If you’ve been out in the wee hours to watch the rise of Matariki, you might have also been awed by our entire galaxy. The Milky Way is best viewed on moonless nights during the winter months, when it can be seen as a hazy band of stars stretching across the night sky.
But now, astronomers have delivered a new map of our galactic home, made not by light but by matter. They used an extraordinary particle catcher buried deep in the ice near the South Pole, known as the IceCube Neutrino Observatory. It is literally a giant ice cube – a cubic kilometre of ice studded with a 3D grid of strings beaded with more than 5000 exquisitely sensitive light detectors ready to catch neutrinos.
Neutrinos are ubiquitous but elusive. Each second, trillions of these ghost-like cosmic messengers hurtle through the Earth, but they remain undetected unless they collide with another particle within this giant frozen detector. “Many neutrinos pass completely unimpeded through the Earth,” says Jenni Adams, an astrophysicist at the University of Canterbury and a member of the 350-strong international IceCube collaboration.
“They do occasionally interact with water molecules, creating particle by-products called muons that we witness as flashes of light inside the detector’s sensors. From the patterns these flashes make, we can reconstruct the energy, and sometimes the sources, of the neutrinos.”
For astronomers, neutrinos open a window to the most extreme environments in the universe. They are produced in places that emit high-energy cosmic rays, but these rays are difficult to trace because they are charged and therefore zig-zag through the universe deflected by magnetic fields.
In contrast, neutrinos are neutral, as their name suggests, and travel in straight lines.
“So, if we can detect the path of neutrinos arriving at Earth, this will point back to where they were created,” Adams says.
The IceCube team has been looking for neutrinos aligned with the Milky Way for some time. But it’s only now, with the help of machine learning, that they could be teased apart reliably from other high-energy neutrinos arriving from outside our own galaxy.
“We detected extra-galactic neutrinos first,” Adams says. They carry the highest energy in the universe and the team has been able to pinpoint two of their sources as supermassive black holes at the centre of galaxies.
The source of the neutrinos that originate within the Milky Way remains as yet unclear, but Adams says the most likely places are supernova remnants. “This is when a massive star finishes burning everything inside. The supernova event happens relatively quickly. But then the material expands out into the interstellar medium over thousands of years. And it’s like a shock front, a sort of explosion, and you see that cloud going out from it.”
In our galaxy, a supernova happens roughly every 100 years. The Milky Way neutrino map now helps astronomers to determine the amount of energy associated with these sources and to figure out the highest energy our galaxy is capable of producing. “How high energy supernova remnants can get is one of the big questions we would like to answer with this kind of research. If we see a peak in the galactic neutrinos, then we can say that’s the peak our galaxy is capable of accelerating cosmic rays to.”

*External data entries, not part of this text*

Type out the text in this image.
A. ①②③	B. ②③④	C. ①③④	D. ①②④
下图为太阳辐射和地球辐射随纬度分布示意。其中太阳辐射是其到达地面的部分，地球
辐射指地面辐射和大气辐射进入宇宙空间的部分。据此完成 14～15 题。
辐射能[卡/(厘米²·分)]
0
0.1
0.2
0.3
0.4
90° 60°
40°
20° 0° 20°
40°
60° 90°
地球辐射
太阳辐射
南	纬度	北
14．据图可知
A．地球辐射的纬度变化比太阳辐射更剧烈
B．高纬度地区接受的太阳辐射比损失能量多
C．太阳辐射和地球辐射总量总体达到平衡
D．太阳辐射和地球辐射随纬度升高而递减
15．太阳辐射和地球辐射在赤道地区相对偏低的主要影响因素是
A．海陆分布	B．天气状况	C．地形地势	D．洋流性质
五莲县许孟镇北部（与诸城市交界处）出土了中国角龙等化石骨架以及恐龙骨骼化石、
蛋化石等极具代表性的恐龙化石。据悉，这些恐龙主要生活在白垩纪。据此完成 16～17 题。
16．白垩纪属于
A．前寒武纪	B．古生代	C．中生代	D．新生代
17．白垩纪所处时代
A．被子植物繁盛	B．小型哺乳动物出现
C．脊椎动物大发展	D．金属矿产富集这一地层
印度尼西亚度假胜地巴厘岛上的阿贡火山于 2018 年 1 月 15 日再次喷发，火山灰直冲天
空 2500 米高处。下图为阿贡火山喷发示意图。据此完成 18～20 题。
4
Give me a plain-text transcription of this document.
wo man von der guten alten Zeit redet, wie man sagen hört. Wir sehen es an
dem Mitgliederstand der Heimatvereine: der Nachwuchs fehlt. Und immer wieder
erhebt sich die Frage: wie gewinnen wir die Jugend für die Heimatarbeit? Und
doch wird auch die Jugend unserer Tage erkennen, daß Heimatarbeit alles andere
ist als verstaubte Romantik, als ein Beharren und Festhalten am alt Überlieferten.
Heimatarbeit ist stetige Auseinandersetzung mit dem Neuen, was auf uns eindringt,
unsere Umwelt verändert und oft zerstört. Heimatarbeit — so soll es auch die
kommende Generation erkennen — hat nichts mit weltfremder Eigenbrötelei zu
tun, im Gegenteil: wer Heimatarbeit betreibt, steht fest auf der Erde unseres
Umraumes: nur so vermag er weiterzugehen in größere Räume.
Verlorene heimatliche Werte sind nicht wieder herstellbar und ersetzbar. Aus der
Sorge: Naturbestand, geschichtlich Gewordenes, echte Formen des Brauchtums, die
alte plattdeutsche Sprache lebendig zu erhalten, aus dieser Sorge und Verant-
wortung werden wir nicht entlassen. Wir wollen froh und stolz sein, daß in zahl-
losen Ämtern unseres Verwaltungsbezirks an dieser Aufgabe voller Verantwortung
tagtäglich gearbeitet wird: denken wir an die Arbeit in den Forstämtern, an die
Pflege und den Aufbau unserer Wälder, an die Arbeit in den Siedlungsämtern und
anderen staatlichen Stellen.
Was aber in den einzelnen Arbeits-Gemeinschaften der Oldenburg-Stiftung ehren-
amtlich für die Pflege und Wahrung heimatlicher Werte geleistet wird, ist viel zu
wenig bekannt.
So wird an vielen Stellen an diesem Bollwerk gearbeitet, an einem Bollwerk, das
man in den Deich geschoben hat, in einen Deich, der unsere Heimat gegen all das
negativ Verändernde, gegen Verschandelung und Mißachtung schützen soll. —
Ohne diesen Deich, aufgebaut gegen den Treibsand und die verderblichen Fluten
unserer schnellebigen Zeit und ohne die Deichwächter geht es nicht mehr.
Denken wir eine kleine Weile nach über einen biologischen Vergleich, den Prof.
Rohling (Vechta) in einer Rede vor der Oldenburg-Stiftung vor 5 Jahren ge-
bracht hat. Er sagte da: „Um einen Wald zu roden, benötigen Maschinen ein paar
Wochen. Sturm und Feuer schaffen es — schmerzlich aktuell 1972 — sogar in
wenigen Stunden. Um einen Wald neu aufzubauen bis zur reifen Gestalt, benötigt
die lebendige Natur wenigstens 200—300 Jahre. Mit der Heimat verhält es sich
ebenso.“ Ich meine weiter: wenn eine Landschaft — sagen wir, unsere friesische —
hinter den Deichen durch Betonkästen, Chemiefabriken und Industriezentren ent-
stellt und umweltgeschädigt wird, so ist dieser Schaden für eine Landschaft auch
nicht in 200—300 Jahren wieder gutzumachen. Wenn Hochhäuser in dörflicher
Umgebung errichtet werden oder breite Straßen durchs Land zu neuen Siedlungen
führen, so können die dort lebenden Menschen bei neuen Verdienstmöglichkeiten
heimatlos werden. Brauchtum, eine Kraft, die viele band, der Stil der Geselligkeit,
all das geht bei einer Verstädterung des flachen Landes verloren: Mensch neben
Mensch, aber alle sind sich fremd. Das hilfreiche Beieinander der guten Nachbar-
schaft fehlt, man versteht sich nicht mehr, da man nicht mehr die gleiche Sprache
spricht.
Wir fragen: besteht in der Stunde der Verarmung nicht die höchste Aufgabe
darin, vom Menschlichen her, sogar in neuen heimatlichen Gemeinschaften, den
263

The galactic neutrino discovery will also help with modelling the beginning of the Milky Way because cosmic rays are fundamental to understanding how galaxies are formed. “To understand our own galaxy, we need to understand the cosmic rays in it: how they got the energy and when they were first introduced into the galaxy.”
But Adams says she’s excited about both: neutrinos that originated in outer space or within the Milky Way. “The extra-galactic ones have the highest energy. They are like beautiful castles you like to visit, but we want to understand our own home, too.”